Ne deriva la ragionevole interpretazione secondo cui, tra i casi di esenzione dovrebbero rientrare i prodotti serviti dalle collettività. Perché molto spesso gli elementi decongelati sono ingredienti di un prodotto finale. E i cibi serviti al ristorante non sono suscettibili di successive utilizzazioni da parte del consumatore.

Tuttavia, è già stato fatto presente che ad avviso della Giurisprudenza di legittimità, l’omessa indicazione di un prodotto congelato può integrare il reato di frode in commercio ex art. 515 c.p. atteso che l’esercente somministrerebbe al consumatore un prodotto “qualitativamente” diverso rispetto a quello indicato nel menù, ritenendosi tale l’alimento “congelato” rispetto a quello “fresco”.

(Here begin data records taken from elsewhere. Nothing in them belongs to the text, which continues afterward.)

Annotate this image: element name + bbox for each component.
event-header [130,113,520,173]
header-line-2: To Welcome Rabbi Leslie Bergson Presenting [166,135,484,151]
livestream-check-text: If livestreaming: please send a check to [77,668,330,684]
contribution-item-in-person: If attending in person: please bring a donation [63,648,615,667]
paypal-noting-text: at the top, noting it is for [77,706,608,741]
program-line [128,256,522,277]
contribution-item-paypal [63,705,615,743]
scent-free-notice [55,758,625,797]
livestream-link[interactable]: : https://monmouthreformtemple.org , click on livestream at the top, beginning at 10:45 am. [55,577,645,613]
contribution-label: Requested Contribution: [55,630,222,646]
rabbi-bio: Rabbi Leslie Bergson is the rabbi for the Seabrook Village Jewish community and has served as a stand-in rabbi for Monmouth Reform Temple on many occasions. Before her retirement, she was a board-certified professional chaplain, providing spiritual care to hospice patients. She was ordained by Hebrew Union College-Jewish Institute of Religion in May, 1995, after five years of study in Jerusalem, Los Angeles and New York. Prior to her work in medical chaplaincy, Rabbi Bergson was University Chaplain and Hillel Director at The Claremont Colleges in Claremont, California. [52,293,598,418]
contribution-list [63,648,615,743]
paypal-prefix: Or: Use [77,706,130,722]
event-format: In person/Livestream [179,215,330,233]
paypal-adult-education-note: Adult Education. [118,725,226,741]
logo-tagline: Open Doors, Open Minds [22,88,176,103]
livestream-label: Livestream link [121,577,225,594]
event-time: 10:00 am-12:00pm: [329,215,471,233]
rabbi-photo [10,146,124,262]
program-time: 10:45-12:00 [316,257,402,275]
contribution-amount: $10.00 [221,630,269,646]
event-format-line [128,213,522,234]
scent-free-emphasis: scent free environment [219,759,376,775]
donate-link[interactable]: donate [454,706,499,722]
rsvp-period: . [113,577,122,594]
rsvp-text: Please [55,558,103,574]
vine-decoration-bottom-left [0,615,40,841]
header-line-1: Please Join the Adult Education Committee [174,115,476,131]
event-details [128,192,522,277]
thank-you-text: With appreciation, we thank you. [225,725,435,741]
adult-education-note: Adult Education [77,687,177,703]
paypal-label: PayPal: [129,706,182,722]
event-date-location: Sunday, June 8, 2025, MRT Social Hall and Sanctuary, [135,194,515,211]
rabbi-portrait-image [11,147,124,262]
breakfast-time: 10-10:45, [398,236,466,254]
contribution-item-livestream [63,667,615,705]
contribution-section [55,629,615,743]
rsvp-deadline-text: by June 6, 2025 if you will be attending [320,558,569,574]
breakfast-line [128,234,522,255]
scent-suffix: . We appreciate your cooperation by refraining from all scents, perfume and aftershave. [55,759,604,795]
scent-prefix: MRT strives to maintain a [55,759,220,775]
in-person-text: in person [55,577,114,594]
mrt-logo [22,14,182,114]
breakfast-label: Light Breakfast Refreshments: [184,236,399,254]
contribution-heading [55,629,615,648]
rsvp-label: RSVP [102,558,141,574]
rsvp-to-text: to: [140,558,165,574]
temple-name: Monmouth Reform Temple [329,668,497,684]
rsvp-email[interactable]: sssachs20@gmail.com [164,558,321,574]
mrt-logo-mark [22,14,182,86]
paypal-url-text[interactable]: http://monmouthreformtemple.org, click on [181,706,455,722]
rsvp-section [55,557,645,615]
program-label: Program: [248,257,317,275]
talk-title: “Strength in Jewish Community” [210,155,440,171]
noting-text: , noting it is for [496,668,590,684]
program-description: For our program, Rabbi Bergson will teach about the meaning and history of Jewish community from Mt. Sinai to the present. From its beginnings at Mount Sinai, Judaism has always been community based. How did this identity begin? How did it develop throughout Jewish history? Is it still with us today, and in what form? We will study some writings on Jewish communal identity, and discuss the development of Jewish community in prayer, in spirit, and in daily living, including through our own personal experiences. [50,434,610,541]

Fipe coglie altresì l’occasione per ricordare che la Corte di Cassazione considera sufficiente per la configurabilità della tentata frode la mera disponibilità, nella cucina del ristoratore, di alimenti congelati e non indicati come tali nei menù. Indipendentemente dall’inizio di una concreta “contrattazione” con il singolo avventore.

Tutto ciò considerato, la Federazione “ha ritenuto opportuno instaurare una collaborazione con il Consiglio dell’Ordine Nazionale dei Tecnologi Alimentari”. Essa è “volta anche a offrire una definizione scientifica di qualità dei prodotti alimentari – attualmente non esistente – che possa contribuire a scardinare l’orientamento giurisprudenziale sopra descritto”. Dimostrando che il processo di congelamento non incide sempre e necessariamente sulle “qualità” organolettiche degli alimenti.